Oficiais morrem, ressurgem mais tarde e expõem guerra de desinformação entre Rússia e Ucrânia

Duas importantes figuras das forças armadas russas foram dadas como mortas, mas vídeos de autenticidade questionável sugerem o contrário

A Ucrânia anunciou na segunda-feira (25) que o almirante russo Viktor Sokolov, comandante da frota do Mar Negro, morreu em um ataque ao quartel-general da esquadra na Crimeia. No dia seguinte, porém, vídeos exibidos pela TV estatal da Rússia e por canais de Telegram mostraram o que seria o oficial em uma reunião de líderes de defesa. Desde então, persiste a dúvida: foi a inteligência de Kiev que errou ou é Moscou que tenta esconder a perda? Ante à incerteza, fica claro que desinformação e propaganda têm sido usadas como armas no conflito, e identificar as mentiras dos dois lados é um desafio cada vez maior.

Não chega a ser novidade o ressurgimento de um oficial russo que havia sido dado como morto. Um episódio idêntico ao de Sokolov envolveu Anton Kuprin, capitão do cruzador Moskva, o orgulho da frota russa, que afundou em abril de 2022.

Reunião de lideranças militares russas comandada pelo ministro da Defesa Sergei Shoigu, março de 2022 (Foto: facebook.com/mod.mil.rus)

A própria perda do navio até hoje não foi esclarecida. Embora Moscou insista em dizer que foi destruído por um incêndio no depósito de munições, serviços de inteligência ocidentais alegam que mísseis de cruzeiro disparados pelas forças ucranianas foram responsáveis pelo afundamento da embarcação.

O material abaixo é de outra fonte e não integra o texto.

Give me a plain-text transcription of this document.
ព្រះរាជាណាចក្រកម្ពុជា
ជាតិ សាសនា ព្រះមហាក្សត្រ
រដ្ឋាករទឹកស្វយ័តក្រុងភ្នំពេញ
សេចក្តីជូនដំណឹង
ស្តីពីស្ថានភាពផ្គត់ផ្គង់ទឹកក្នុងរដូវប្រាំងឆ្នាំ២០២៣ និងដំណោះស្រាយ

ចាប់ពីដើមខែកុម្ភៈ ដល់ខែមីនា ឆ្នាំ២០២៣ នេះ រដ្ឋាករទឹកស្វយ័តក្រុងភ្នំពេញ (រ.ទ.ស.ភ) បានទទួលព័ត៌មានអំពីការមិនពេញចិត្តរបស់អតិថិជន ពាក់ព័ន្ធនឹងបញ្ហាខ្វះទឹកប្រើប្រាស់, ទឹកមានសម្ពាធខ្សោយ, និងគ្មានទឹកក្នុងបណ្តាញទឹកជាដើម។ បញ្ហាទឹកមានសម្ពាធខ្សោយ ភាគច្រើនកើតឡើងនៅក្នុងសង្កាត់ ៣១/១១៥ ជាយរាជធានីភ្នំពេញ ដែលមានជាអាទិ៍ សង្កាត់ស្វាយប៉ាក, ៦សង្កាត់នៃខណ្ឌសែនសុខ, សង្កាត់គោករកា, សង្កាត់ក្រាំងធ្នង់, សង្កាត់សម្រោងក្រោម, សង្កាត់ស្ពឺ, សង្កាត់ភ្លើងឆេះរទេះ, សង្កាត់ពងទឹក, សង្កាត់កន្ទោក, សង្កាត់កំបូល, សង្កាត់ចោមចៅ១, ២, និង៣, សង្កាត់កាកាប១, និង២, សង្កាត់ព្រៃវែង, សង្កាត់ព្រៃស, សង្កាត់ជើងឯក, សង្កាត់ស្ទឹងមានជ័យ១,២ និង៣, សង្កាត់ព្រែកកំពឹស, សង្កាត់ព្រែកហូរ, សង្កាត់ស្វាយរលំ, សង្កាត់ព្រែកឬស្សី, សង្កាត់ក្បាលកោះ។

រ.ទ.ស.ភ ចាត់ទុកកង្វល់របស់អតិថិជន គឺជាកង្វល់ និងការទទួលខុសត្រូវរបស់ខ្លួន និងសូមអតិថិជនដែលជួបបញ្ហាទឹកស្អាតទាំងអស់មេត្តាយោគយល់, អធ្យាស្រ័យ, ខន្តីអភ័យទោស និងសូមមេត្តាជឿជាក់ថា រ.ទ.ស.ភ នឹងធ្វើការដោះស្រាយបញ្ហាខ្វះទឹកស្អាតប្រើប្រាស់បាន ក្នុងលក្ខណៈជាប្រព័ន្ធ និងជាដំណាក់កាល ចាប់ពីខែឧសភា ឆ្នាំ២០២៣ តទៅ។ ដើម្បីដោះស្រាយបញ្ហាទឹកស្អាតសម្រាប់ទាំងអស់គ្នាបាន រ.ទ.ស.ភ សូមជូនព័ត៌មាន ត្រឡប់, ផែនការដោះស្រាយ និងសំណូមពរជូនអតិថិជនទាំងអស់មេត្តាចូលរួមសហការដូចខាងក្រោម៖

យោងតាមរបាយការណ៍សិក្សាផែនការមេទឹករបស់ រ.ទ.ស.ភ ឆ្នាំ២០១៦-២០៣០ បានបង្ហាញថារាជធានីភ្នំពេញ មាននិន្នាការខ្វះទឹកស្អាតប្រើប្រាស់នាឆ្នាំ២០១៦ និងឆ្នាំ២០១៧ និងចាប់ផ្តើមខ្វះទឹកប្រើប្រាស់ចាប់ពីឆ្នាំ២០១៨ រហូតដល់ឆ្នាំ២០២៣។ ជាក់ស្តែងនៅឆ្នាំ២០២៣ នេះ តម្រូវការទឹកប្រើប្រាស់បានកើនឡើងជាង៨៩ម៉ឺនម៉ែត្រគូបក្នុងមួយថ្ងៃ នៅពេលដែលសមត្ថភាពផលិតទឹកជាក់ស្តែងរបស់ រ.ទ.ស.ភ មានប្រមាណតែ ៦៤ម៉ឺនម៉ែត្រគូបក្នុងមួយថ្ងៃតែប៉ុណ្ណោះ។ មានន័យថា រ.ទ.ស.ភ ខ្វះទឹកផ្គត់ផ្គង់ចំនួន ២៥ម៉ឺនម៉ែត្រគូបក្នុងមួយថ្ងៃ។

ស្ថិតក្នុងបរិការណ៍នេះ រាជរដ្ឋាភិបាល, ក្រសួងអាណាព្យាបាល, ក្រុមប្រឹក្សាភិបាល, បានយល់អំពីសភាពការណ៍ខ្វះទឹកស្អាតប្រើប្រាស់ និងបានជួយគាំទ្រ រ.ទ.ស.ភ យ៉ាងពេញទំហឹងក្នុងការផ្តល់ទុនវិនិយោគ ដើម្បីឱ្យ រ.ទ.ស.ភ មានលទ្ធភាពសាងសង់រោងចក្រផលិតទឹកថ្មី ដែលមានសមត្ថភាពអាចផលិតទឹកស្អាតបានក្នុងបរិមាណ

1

Kiev foi além e disse que Kuprin morreu no ataque, junto de um número incerto de marinheiros. Assim como nesta semana, a Rússia usou um vídeo para tentar desmentir a informação. O capitão, ou alguém muito parecido com ele, aparecia nas imagens junto de outros sobreviventes do ‘incêndio”, como mostra o post abaixo na rede social X, antigo Twitter, de 17 de abril. Até hoje não há uma confirmação oficial da morte do militar.

“Mistério quando o capitão “morto” Anton Kuprin do navio russo afundado apareceu no desfile de sobreviventes inspecionado pelo Chefe da Marinha”, diz o post.

O caso de Sokolov é idêntico. Na terça, um dia depois de Kiev anunciar a morte, imagens dele surgiram na TV russa. Segundo a agência Reuters, ele apareceu em uma reunião de oficias com o ministro da Defesa Sergei Shoigu. Já o jornal The Washington Post relatou a presença do almirante na emissora Zvezda News, onde conversa com repórteres sobre o desempenho das forças armadas na guerra.

“As forças de superfície, as forças submarinas, a aviação naval e as tropas costeiras estão cumprindo com sucesso as suas tarefas”, diz o almirante na entrevista à Zvezda News, que não informou a data em que as imagens foram registradas. Na mesma entrevista, o oficial cita um prêmio entregue à unidade dele pelo presidente Vladimir Putin em agosto.

Baixas de guerra

Do lado russo, são vários os fatores capazes de justificar a omissão de informação. Nos primeiros meses de conflito, Moscou sofreu perdas devastadoras entre seus oficiais de média e baixa patentes, segundo relatório divulgado em maio de 2022 pelo Ministério da Defesa do Reino Unido. Um problema para as tropas do país, afetadas pela falta de comandantes de pelotão e companhia experientes e confiáveis​.

Paralelamente, a Rússia tenta transmitir a seus cidadãos e ao resto do mundo um balanço otimista do conflito, que tem durado muito mais que o Kremlin projetava antes da invasão, com perdas de vidas e equipamento que as forças armadas russas não têm conseguido contornar.

As perdas, aliás, também podem se inseridas na campanha de desinformação e propaganda. Os números são incertos dos dois lados, e cada país divulga dados que claramente minimizam suas próprias perdas e supervalorizam as do inimigo.

O blog The Loop, da associação acadêmica Consórcio Europeu para a Investigação Política (ECPR, na sigla em inglês), analisou a questão em um post.

“Por exemplo, em 21 de setembro de 2022, o Ministro da Defesa russo, Sergei Shoigu, relatou 5.937 mortes de soldados russos. Na mesma semana, o Ministério da Defesa ucraniano (MoD) relatou 55.510 mortes de militares russos. Em 20 de julho de 2022, o diretor da CIA relatou cerca de 15.000 mortes russas desde a invasão”, diz o post.

Os próprios autores explicam o que está por trás da tentativa dos dois lados de controlar a narrativa. “Os números das perdas podem ser manipulados para gerir a opinião pública, para aumentar o moral das tropas e para transmitir narrativas específicas a aliados e oponentes”, dizem eles no The Loop.